Quasi-Equivariant Metanetworks

Abstract

Metanetworks are neural architectures designed to operate directly on pretrained weights to perform downstream tasks. However, the parameter space serves only as a proxy for the underlying function class, and the parameter-function mapping is inherently non-injective: distinct parameter configurations may yield identical input-output behaviors. As a result, metanetworks that rely solely on raw parameters risk overlooking the intrinsic symmetries of the architecture. Reasoning about functional identity is therefore essential for effective metanetwork design, motivating the development of equivariant metanetworks, which incorporate equivariance principles to respect architectural symmetries. Existing approaches, however, typically enforce strict equivariance, which imposes rigid constraints and often leads to sparse and less expressive models. To address this limitation, we introduce the novel concept of quasi-equivariance, which allows metanetworks to move beyond the rigidity of strict equivariance while still preserving functional identity.
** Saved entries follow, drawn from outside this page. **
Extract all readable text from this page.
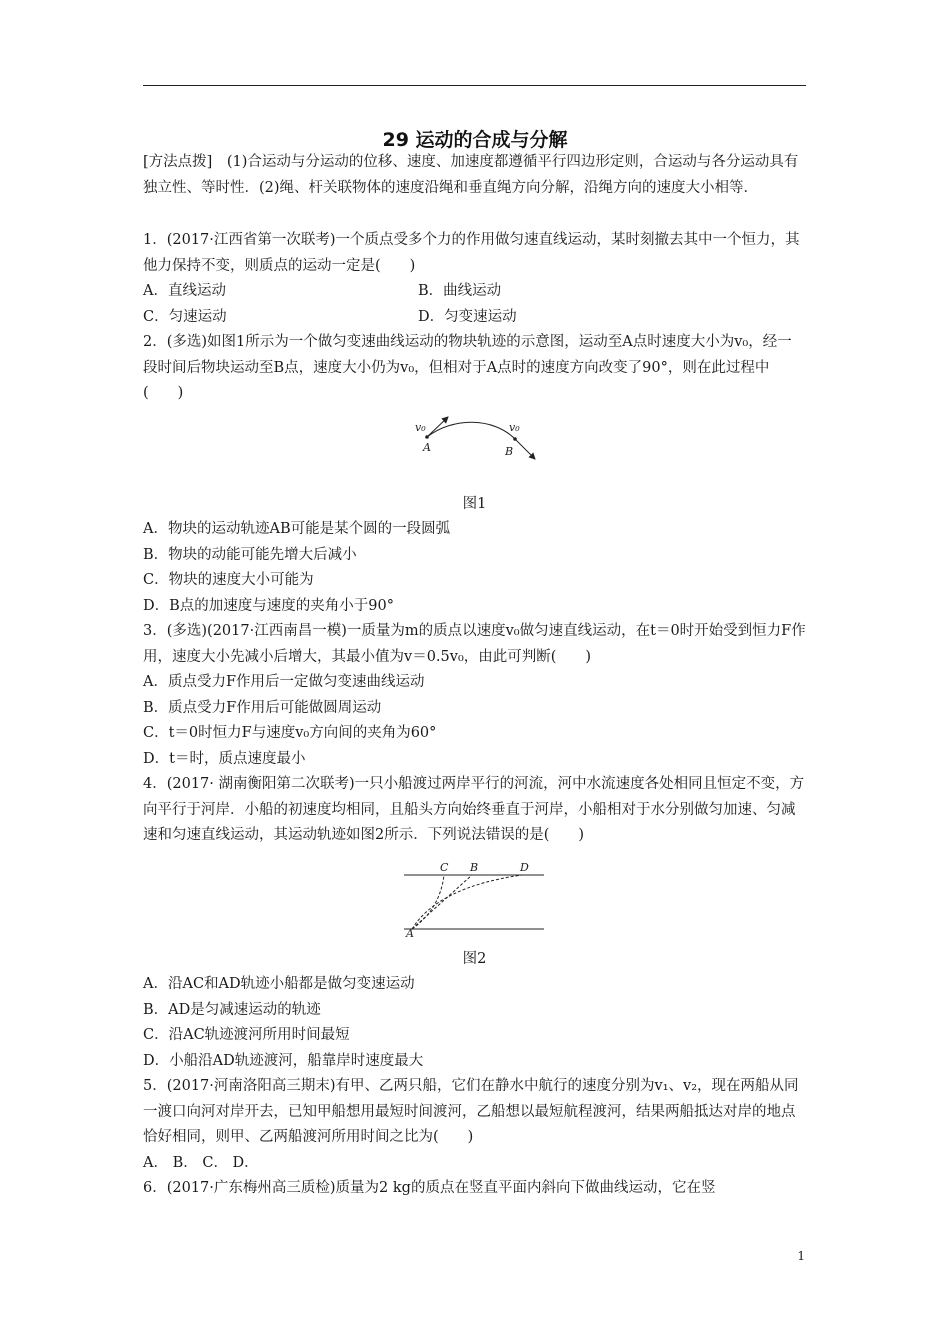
29 运动的合成与分解

[方法点拨]　(1)合运动与分运动的位移、速度、加速度都遵循平行四边形定则，合运动与各分运动具有独立性、等时性．(2)绳、杆关联物体的速度沿绳和垂直绳方向分解，沿绳方向的速度大小相等．

1．(2017·江西省第一次联考)一个质点受多个力的作用做匀速直线运动，某时刻撤去其中一个恒力，其他力保持不变，则质点的运动一定是(　　)

A．直线运动	B．曲线运动
C．匀速运动	D．匀变速运动

2．(多选)如图1所示为一个做匀变速曲线运动的物块轨迹的示意图，运动至A点时速度大小为v₀，经一段时间后物块运动至B点，速度大小仍为v₀，但相对于A点时的速度方向改变了90°，则在此过程中(　　)

v₀
A
v₀
B

图1

A．物块的运动轨迹AB可能是某个圆的一段圆弧

B．物块的动能可能先增大后减小

C．物块的速度大小可能为

D．B点的加速度与速度的夹角小于90°

3．(多选)(2017·江西南昌一模)一质量为m的质点以速度v₀做匀速直线运动，在t＝0时开始受到恒力F作用，速度大小先减小后增大，其最小值为v＝0.5v₀，由此可判断(　　)

A．质点受力F作用后一定做匀变速曲线运动

B．质点受力F作用后可能做圆周运动

C．t＝0时恒力F与速度v₀方向间的夹角为60°

D．t＝时，质点速度最小

4．(2017· 湖南衡阳第二次联考)一只小船渡过两岸平行的河流，河中水流速度各处相同且恒定不变，方向平行于河岸．小船的初速度均相同，且船头方向始终垂直于河岸，小船相对于水分别做匀加速、匀减速和匀速直线运动，其运动轨迹如图2所示．下列说法错误的是(　　)

C B	D
A

图2

A．沿AC和AD轨迹小船都是做匀变速运动

B．AD是匀减速运动的轨迹

C．沿AC轨迹渡河所用时间最短

D．小船沿AD轨迹渡河，船靠岸时速度最大

5．(2017·河南洛阳高三期末)有甲、乙两只船，它们在静水中航行的速度分别为v₁、v₂，现在两船从同一渡口向河对岸开去，已知甲船想用最短时间渡河，乙船想以最短航程渡河，结果两船抵达对岸的地点恰好相同，则甲、乙两船渡河所用时间之比为(　　)

A． B． C． D．

6．(2017·广东梅州高三质检)质量为2 kg的质点在竖直平面内斜向下做曲线运动，它在竖

1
We lay down a principled basis for this framework and demonstrate its broad applicability across diverse neural architectures, including feedforward, convolutional, and transformer networks. Through empirical evaluation, we show that quasi-equivariant metanetworks achieve good trade-offs between symmetry preservation and representational expressivity. These findings advance the theoretical understanding of weight-space learning and provide a principled foundation for the design of more expressive and functionally robust metanetworks.